The epistemicide in Afghanistan: an analysis of Taliban’s policies towards national and cultural symbols
DOI:
https://doi.org/10.47264/idea.lassij/7.2.4Keywords:
Kabul, Afghans, Pashtuns, nationalism, national memory, national history, national curriculum, national heritage, national flag, national anthem, cinema, musicAbstract
After taking over Kabul for the second time when the US-led NATO forces left Afghanistan in 2021, the Taliban resumed their past practices. To run the affairs of Afghanistan, the Taliban use political Islam, the way they understand and interpret it, as the nodal point around which they articulate the signs and symbols in a chain of equivalence. This paper analyses the Taliban’s policies regarding Afghanistan's historical, national, and cultural symbols. Using epistemicide as an analytical device, we argue that in the name of Puritanism and the reconstitution of Afghanistan, according to Sharia, the Taliban discovered and erased all symbols of historical Afghanistan.

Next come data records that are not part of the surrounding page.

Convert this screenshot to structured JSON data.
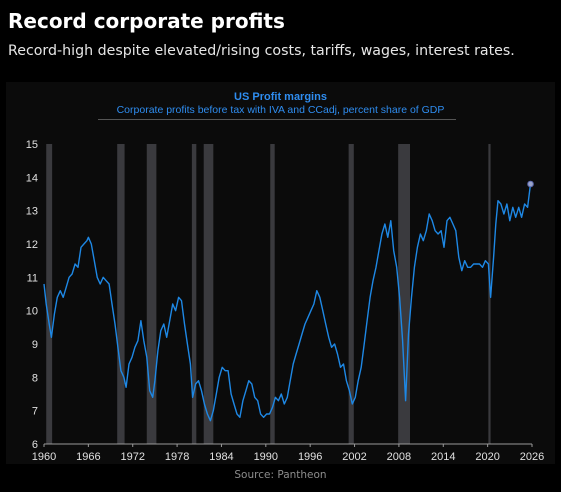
{
  "page": {
    "headline": "Record corporate profits",
    "subheadline": "Record-high despite elevated/rising costs, tariffs, wages, interest rates.",
    "source": "Source: Pantheon"
  },
  "chart_data": {
    "type": "line",
    "title": "US Profit margins",
    "subtitle": "Corporate profits before tax with IVA and CCadj, percent share of GDP",
    "xlabel": "",
    "ylabel": "",
    "xlim": [
      1960,
      2026
    ],
    "ylim": [
      6,
      15
    ],
    "x_ticks": [
      1960,
      1966,
      1972,
      1978,
      1984,
      1990,
      1996,
      2002,
      2008,
      2014,
      2020,
      2026
    ],
    "y_ticks": [
      6,
      7,
      8,
      9,
      10,
      11,
      12,
      13,
      14,
      15
    ],
    "grid": false,
    "legend": "none",
    "line_color": "#1e88e5",
    "recession_color": "#3a3a3e",
    "recessions": [
      [
        1960.3,
        1961.1
      ],
      [
        1969.9,
        1970.9
      ],
      [
        1973.9,
        1975.2
      ],
      [
        1980.0,
        1980.6
      ],
      [
        1981.6,
        1982.9
      ],
      [
        1990.6,
        1991.2
      ],
      [
        2001.2,
        2001.9
      ],
      [
        2007.9,
        2009.5
      ],
      [
        2020.1,
        2020.4
      ]
    ],
    "series": [
      {
        "values": [
          [
            1960.0,
            10.8
          ],
          [
            1960.3,
            10.2
          ],
          [
            1960.7,
            9.6
          ],
          [
            1961.0,
            9.2
          ],
          [
            1961.4,
            9.9
          ],
          [
            1961.8,
            10.4
          ],
          [
            1962.2,
            10.6
          ],
          [
            1962.6,
            10.4
          ],
          [
            1963.0,
            10.7
          ],
          [
            1963.4,
            11.0
          ],
          [
            1963.8,
            11.1
          ],
          [
            1964.2,
            11.4
          ],
          [
            1964.6,
            11.3
          ],
          [
            1965.0,
            11.9
          ],
          [
            1965.4,
            12.0
          ],
          [
            1965.8,
            12.1
          ],
          [
            1966.0,
            12.2
          ],
          [
            1966.4,
            12.0
          ],
          [
            1966.8,
            11.5
          ],
          [
            1967.2,
            11.0
          ],
          [
            1967.6,
            10.8
          ],
          [
            1968.0,
            11.0
          ],
          [
            1968.4,
            10.9
          ],
          [
            1968.8,
            10.8
          ],
          [
            1969.2,
            10.2
          ],
          [
            1969.6,
            9.6
          ],
          [
            1970.0,
            8.9
          ],
          [
            1970.4,
            8.2
          ],
          [
            1970.8,
            8.0
          ],
          [
            1971.1,
            7.7
          ],
          [
            1971.5,
            8.4
          ],
          [
            1971.9,
            8.6
          ],
          [
            1972.3,
            8.9
          ],
          [
            1972.7,
            9.1
          ],
          [
            1973.1,
            9.7
          ],
          [
            1973.5,
            9.1
          ],
          [
            1973.9,
            8.6
          ],
          [
            1974.3,
            7.6
          ],
          [
            1974.7,
            7.4
          ],
          [
            1975.0,
            7.9
          ],
          [
            1975.4,
            8.8
          ],
          [
            1975.8,
            9.4
          ],
          [
            1976.2,
            9.6
          ],
          [
            1976.6,
            9.2
          ],
          [
            1977.0,
            9.7
          ],
          [
            1977.4,
            10.2
          ],
          [
            1977.8,
            10.0
          ],
          [
            1978.2,
            10.4
          ],
          [
            1978.6,
            10.3
          ],
          [
            1979.0,
            9.6
          ],
          [
            1979.4,
            9.0
          ],
          [
            1979.8,
            8.4
          ],
          [
            1980.1,
            7.4
          ],
          [
            1980.5,
            7.8
          ],
          [
            1980.9,
            7.9
          ],
          [
            1981.3,
            7.6
          ],
          [
            1981.7,
            7.2
          ],
          [
            1982.1,
            6.9
          ],
          [
            1982.5,
            6.7
          ],
          [
            1982.9,
            7.0
          ],
          [
            1983.3,
            7.5
          ],
          [
            1983.7,
            8.0
          ],
          [
            1984.1,
            8.3
          ],
          [
            1984.5,
            8.2
          ],
          [
            1984.9,
            8.2
          ],
          [
            1985.3,
            7.5
          ],
          [
            1985.7,
            7.2
          ],
          [
            1986.1,
            6.9
          ],
          [
            1986.5,
            6.8
          ],
          [
            1986.9,
            7.3
          ],
          [
            1987.3,
            7.6
          ],
          [
            1987.7,
            7.9
          ],
          [
            1988.1,
            7.8
          ],
          [
            1988.5,
            7.4
          ],
          [
            1988.9,
            7.3
          ],
          [
            1989.3,
            6.9
          ],
          [
            1989.7,
            6.8
          ],
          [
            1990.1,
            6.9
          ],
          [
            1990.5,
            6.9
          ],
          [
            1990.9,
            7.1
          ],
          [
            1991.3,
            7.4
          ],
          [
            1991.7,
            7.3
          ],
          [
            1992.1,
            7.5
          ],
          [
            1992.5,
            7.2
          ],
          [
            1992.9,
            7.4
          ],
          [
            1993.3,
            7.9
          ],
          [
            1993.7,
            8.4
          ],
          [
            1994.1,
            8.7
          ],
          [
            1994.5,
            9.0
          ],
          [
            1994.9,
            9.3
          ],
          [
            1995.3,
            9.6
          ],
          [
            1995.7,
            9.8
          ],
          [
            1996.1,
            10.0
          ],
          [
            1996.5,
            10.2
          ],
          [
            1996.9,
            10.6
          ],
          [
            1997.3,
            10.4
          ],
          [
            1997.7,
            10.0
          ],
          [
            1998.1,
            9.6
          ],
          [
            1998.5,
            9.2
          ],
          [
            1998.9,
            8.9
          ],
          [
            1999.3,
            9.0
          ],
          [
            1999.7,
            8.7
          ],
          [
            2000.1,
            8.3
          ],
          [
            2000.5,
            8.4
          ],
          [
            2000.9,
            7.9
          ],
          [
            2001.3,
            7.6
          ],
          [
            2001.7,
            7.2
          ],
          [
            2002.1,
            7.4
          ],
          [
            2002.5,
            7.9
          ],
          [
            2002.9,
            8.3
          ],
          [
            2003.3,
            9.0
          ],
          [
            2003.7,
            9.7
          ],
          [
            2004.1,
            10.4
          ],
          [
            2004.5,
            10.9
          ],
          [
            2004.9,
            11.3
          ],
          [
            2005.3,
            11.8
          ],
          [
            2005.7,
            12.3
          ],
          [
            2006.1,
            12.6
          ],
          [
            2006.5,
            12.2
          ],
          [
            2006.9,
            12.7
          ],
          [
            2007.3,
            11.8
          ],
          [
            2007.7,
            11.3
          ],
          [
            2008.1,
            10.4
          ],
          [
            2008.5,
            9.1
          ],
          [
            2008.9,
            7.3
          ],
          [
            2009.3,
            9.3
          ],
          [
            2009.7,
            10.4
          ],
          [
            2010.1,
            11.3
          ],
          [
            2010.5,
            11.9
          ],
          [
            2010.9,
            12.3
          ],
          [
            2011.3,
            12.1
          ],
          [
            2011.7,
            12.4
          ],
          [
            2012.1,
            12.9
          ],
          [
            2012.5,
            12.7
          ],
          [
            2012.9,
            12.4
          ],
          [
            2013.3,
            12.3
          ],
          [
            2013.7,
            12.4
          ],
          [
            2014.1,
            11.9
          ],
          [
            2014.5,
            12.7
          ],
          [
            2014.9,
            12.8
          ],
          [
            2015.3,
            12.6
          ],
          [
            2015.7,
            12.4
          ],
          [
            2016.1,
            11.6
          ],
          [
            2016.5,
            11.2
          ],
          [
            2016.9,
            11.5
          ],
          [
            2017.3,
            11.3
          ],
          [
            2017.7,
            11.3
          ],
          [
            2018.1,
            11.4
          ],
          [
            2018.5,
            11.4
          ],
          [
            2018.9,
            11.4
          ],
          [
            2019.3,
            11.3
          ],
          [
            2019.7,
            11.5
          ],
          [
            2020.1,
            11.4
          ],
          [
            2020.4,
            10.4
          ],
          [
            2020.8,
            11.6
          ],
          [
            2021.1,
            12.6
          ],
          [
            2021.4,
            13.3
          ],
          [
            2021.8,
            13.2
          ],
          [
            2022.2,
            12.9
          ],
          [
            2022.6,
            13.2
          ],
          [
            2023.0,
            12.7
          ],
          [
            2023.4,
            13.1
          ],
          [
            2023.8,
            12.8
          ],
          [
            2024.2,
            13.1
          ],
          [
            2024.6,
            12.8
          ],
          [
            2025.0,
            13.2
          ],
          [
            2025.4,
            13.1
          ],
          [
            2025.8,
            13.8
          ]
        ]
      }
    ]
  }
}
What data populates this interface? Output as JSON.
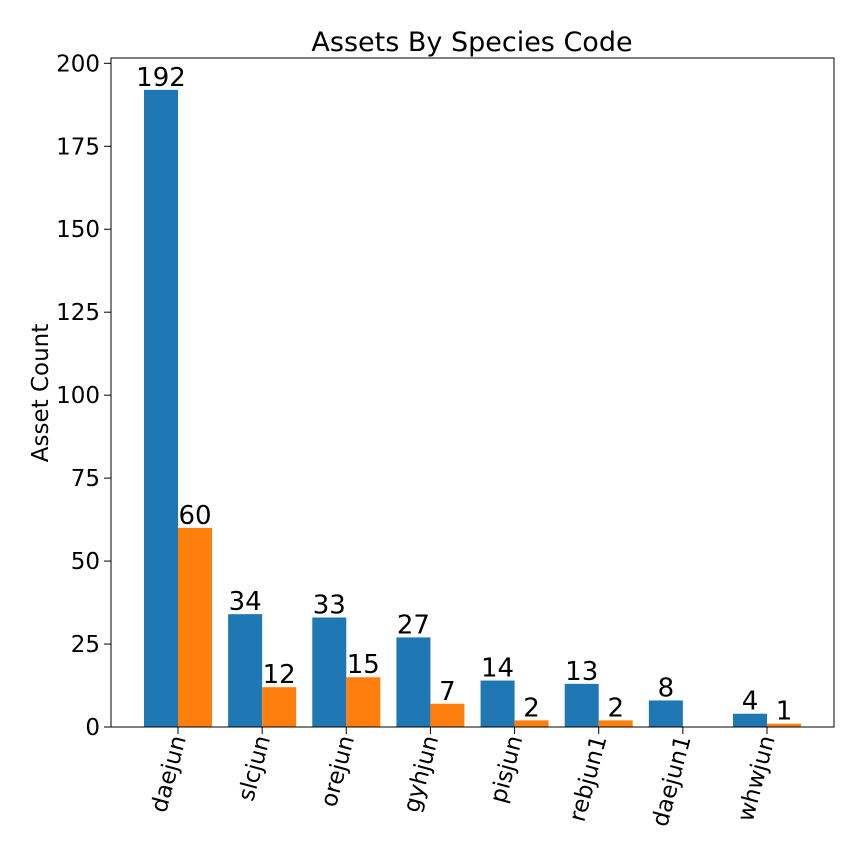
{
  "chart_data": {
    "type": "bar",
    "title": "Assets By Species Code",
    "xlabel": "",
    "ylabel": "Asset Count",
    "categories": [
      "daejun",
      "slcjun",
      "orejun",
      "gyhjun",
      "pisjun",
      "rebjun1",
      "daejun1",
      "whwjun"
    ],
    "series": [
      {
        "values": [
          192,
          34,
          33,
          27,
          14,
          13,
          8,
          4
        ],
        "color": "#1f77b4"
      },
      {
        "values": [
          60,
          12,
          15,
          7,
          2,
          2,
          null,
          1
        ],
        "color": "#ff7f0e"
      }
    ],
    "ylim": [
      0,
      201.6
    ],
    "yticks": [
      0,
      25,
      50,
      75,
      100,
      125,
      150,
      175,
      200
    ],
    "grid": false,
    "legend": "none"
  }
}
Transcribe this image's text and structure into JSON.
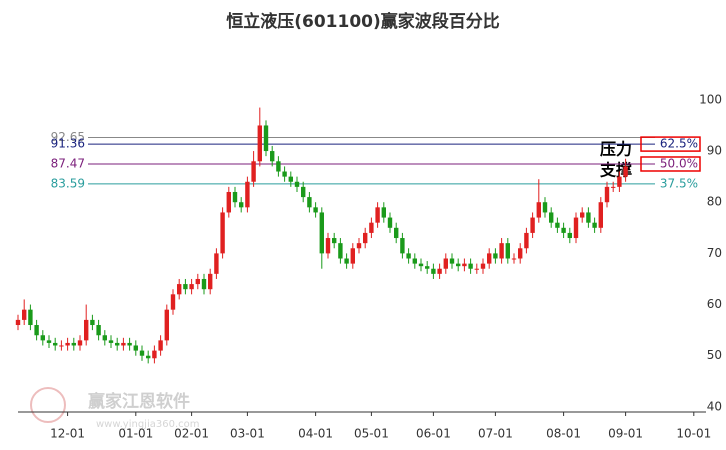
{
  "chart_data": {
    "type": "candlestick",
    "title": "恒立液压(601100)赢家波段百分比",
    "categories": [
      null,
      null,
      null,
      null,
      null,
      null,
      null,
      null,
      "12-01",
      null,
      null,
      null,
      null,
      null,
      null,
      null,
      null,
      null,
      null,
      "01-01",
      null,
      null,
      null,
      null,
      null,
      null,
      null,
      null,
      "02-01",
      null,
      null,
      null,
      null,
      null,
      null,
      null,
      null,
      "03-01",
      null,
      null,
      null,
      null,
      null,
      null,
      null,
      null,
      null,
      null,
      "04-01",
      null,
      null,
      null,
      null,
      null,
      null,
      null,
      null,
      "05-01",
      null,
      null,
      null,
      null,
      null,
      null,
      null,
      null,
      null,
      "06-01",
      null,
      null,
      null,
      null,
      null,
      null,
      null,
      null,
      null,
      "07-01",
      null,
      null,
      null,
      null,
      null,
      null,
      null,
      null,
      null,
      null,
      "08-01",
      null,
      null,
      null,
      null,
      null,
      null,
      null,
      null,
      null,
      "09-01",
      null,
      null,
      null,
      null,
      null,
      null,
      null,
      null,
      null,
      null,
      "10-01"
    ],
    "open": [
      56,
      57,
      59,
      56,
      54,
      53,
      52.5,
      52,
      52,
      52.5,
      52,
      53,
      57,
      56,
      54,
      53,
      52.5,
      52,
      52.5,
      52,
      51,
      50,
      49.5,
      51,
      53,
      59,
      62,
      64,
      63,
      64,
      65,
      63,
      66,
      70,
      78,
      82,
      80,
      79,
      84,
      88,
      95,
      90,
      88,
      86,
      85,
      84,
      83,
      81,
      79,
      78,
      70,
      73,
      72,
      69,
      68,
      71,
      72,
      74,
      76,
      79,
      77,
      75,
      73,
      70,
      69,
      68,
      67.5,
      67,
      66,
      67,
      69,
      68,
      67.5,
      68,
      67,
      67,
      68,
      70,
      69,
      72,
      69,
      69,
      71,
      74,
      77,
      80,
      78,
      76,
      75,
      74,
      73,
      77,
      78,
      76,
      75,
      80,
      83,
      83,
      85,
      null,
      null,
      null,
      null,
      null,
      null,
      null,
      null,
      null,
      null,
      null
    ],
    "high": [
      58,
      61,
      60,
      57,
      55,
      54,
      53.5,
      53,
      53.5,
      53.5,
      54,
      60,
      58,
      57,
      55,
      54,
      53.5,
      53.5,
      53.5,
      53,
      52,
      51,
      52,
      54,
      60,
      63,
      65,
      65,
      65,
      66,
      66,
      67,
      71,
      79,
      83,
      83,
      81,
      85,
      90,
      98.5,
      96,
      91,
      89,
      87,
      86,
      85,
      84,
      82,
      80,
      79,
      74,
      74,
      73,
      70,
      72,
      73,
      75,
      77,
      80,
      80,
      78,
      76,
      74,
      71,
      70,
      69,
      68.5,
      68,
      68,
      70,
      70,
      69,
      69,
      69,
      68,
      69,
      71,
      71,
      73,
      73,
      70,
      72,
      75,
      78,
      84.5,
      81,
      79,
      77,
      76,
      75,
      78,
      79,
      79,
      77,
      81,
      84,
      84,
      86,
      88.5,
      null,
      null,
      null,
      null,
      null,
      null,
      null,
      null,
      null,
      null,
      null
    ],
    "low": [
      55,
      56,
      55,
      53,
      52,
      51.5,
      51,
      51,
      51,
      51,
      51,
      52,
      55,
      53,
      52,
      51.5,
      51,
      51,
      51,
      50,
      49,
      48.5,
      48.5,
      50,
      52,
      58,
      61,
      62,
      62,
      63,
      62,
      62,
      65,
      69,
      77,
      79,
      78,
      78,
      83,
      87,
      89,
      87,
      85,
      84,
      83,
      82,
      80,
      78,
      77,
      67,
      69,
      71,
      68,
      67,
      67,
      70,
      71,
      73,
      75,
      76,
      74,
      72,
      69,
      68,
      67,
      66.5,
      66,
      65,
      65,
      66,
      67,
      66.5,
      66.5,
      66,
      66,
      66,
      67,
      68,
      68,
      68,
      68,
      68,
      70,
      73,
      76,
      77,
      75,
      74,
      73,
      72,
      72,
      76,
      75,
      74,
      74,
      79,
      82,
      82,
      84,
      null,
      null,
      null,
      null,
      null,
      null,
      null,
      null,
      null,
      null,
      null
    ],
    "close": [
      57,
      59,
      56,
      54,
      53,
      52.5,
      52,
      52,
      52.5,
      52,
      53,
      57,
      56,
      54,
      53,
      52.5,
      52,
      52.5,
      52,
      51,
      50,
      49.5,
      51,
      53,
      59,
      62,
      64,
      63,
      64,
      65,
      63,
      66,
      70,
      78,
      82,
      80,
      79,
      84,
      88,
      95,
      90,
      88,
      86,
      85,
      84,
      83,
      81,
      79,
      78,
      70,
      73,
      72,
      69,
      68,
      71,
      72,
      74,
      76,
      79,
      77,
      75,
      73,
      70,
      69,
      68,
      67.5,
      67,
      66,
      67,
      69,
      68,
      67.5,
      68,
      67,
      67,
      68,
      70,
      69,
      72,
      69,
      69,
      71,
      74,
      77,
      80,
      78,
      76,
      75,
      74,
      73,
      77,
      78,
      76,
      75,
      80,
      83,
      83,
      85,
      87,
      null,
      null,
      null,
      null,
      null,
      null,
      null,
      null,
      null,
      null,
      null
    ],
    "up_color": "#e02020",
    "down_color": "#1a9a1a",
    "ylim": [
      39,
      111
    ],
    "yticks": [
      40,
      50,
      60,
      70,
      80,
      90,
      100
    ],
    "levels": [
      {
        "value": 92.65,
        "color": "#888888"
      },
      {
        "value": 91.36,
        "color": "#1a237e",
        "pct": "62.5%",
        "boxed": true
      },
      {
        "value": 87.47,
        "color": "#7b1f7b",
        "pct": "50.0%",
        "boxed": true
      },
      {
        "value": 83.59,
        "color": "#2a9d9d",
        "pct": "37.5%"
      }
    ],
    "resistance_label": "压力",
    "support_label": "支撑",
    "watermark": "赢家江恩软件",
    "watermark_url": "www.yingjia360.com"
  }
}
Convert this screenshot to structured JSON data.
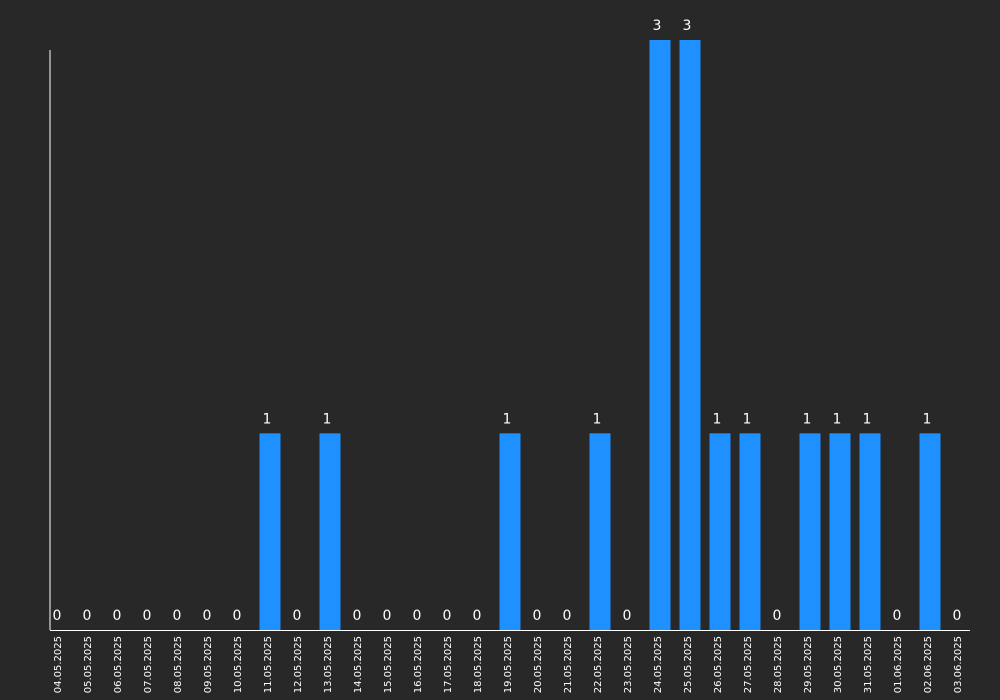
{
  "colors": {
    "background": "#282828",
    "bar": "#1e90ff",
    "text": "#ffffff",
    "axis": "#ffffff"
  },
  "chart_data": {
    "type": "bar",
    "categories": [
      "04.05.2025",
      "05.05.2025",
      "06.05.2025",
      "07.05.2025",
      "08.05.2025",
      "09.05.2025",
      "10.05.2025",
      "11.05.2025",
      "12.05.2025",
      "13.05.2025",
      "14.05.2025",
      "15.05.2025",
      "16.05.2025",
      "17.05.2025",
      "18.05.2025",
      "19.05.2025",
      "20.05.2025",
      "21.05.2025",
      "22.05.2025",
      "23.05.2025",
      "24.05.2025",
      "25.05.2025",
      "26.05.2025",
      "27.05.2025",
      "28.05.2025",
      "29.05.2025",
      "30.05.2025",
      "31.05.2025",
      "01.06.2025",
      "02.06.2025",
      "03.06.2025"
    ],
    "values": [
      0,
      0,
      0,
      0,
      0,
      0,
      0,
      1,
      0,
      1,
      0,
      0,
      0,
      0,
      0,
      1,
      0,
      0,
      1,
      0,
      3,
      3,
      1,
      1,
      0,
      1,
      1,
      1,
      0,
      1,
      0
    ],
    "title": "",
    "xlabel": "",
    "ylabel": "",
    "ylim": [
      0,
      3
    ],
    "grid": false,
    "legend": "none",
    "data_labels": true,
    "x_tick_rotation": "vertical"
  }
}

This tends to serve as a case of epistemicide of the Afghan culture and wipes the slate of Afghan history clean. This paper explains how the Taliban silenced, devalued, and consequently moved to eradicate Afghanistan's cultural memory and knowledge system. This paper provides an account of what the Taliban’s policies convey by silencing Afghanistan's historical texts, histories, and narratives. The Afghan society is faced with internal colonisation, which refuses that knowledge production is a social practice that takes into cognisance the history and culture of the Afghan people, among other factors.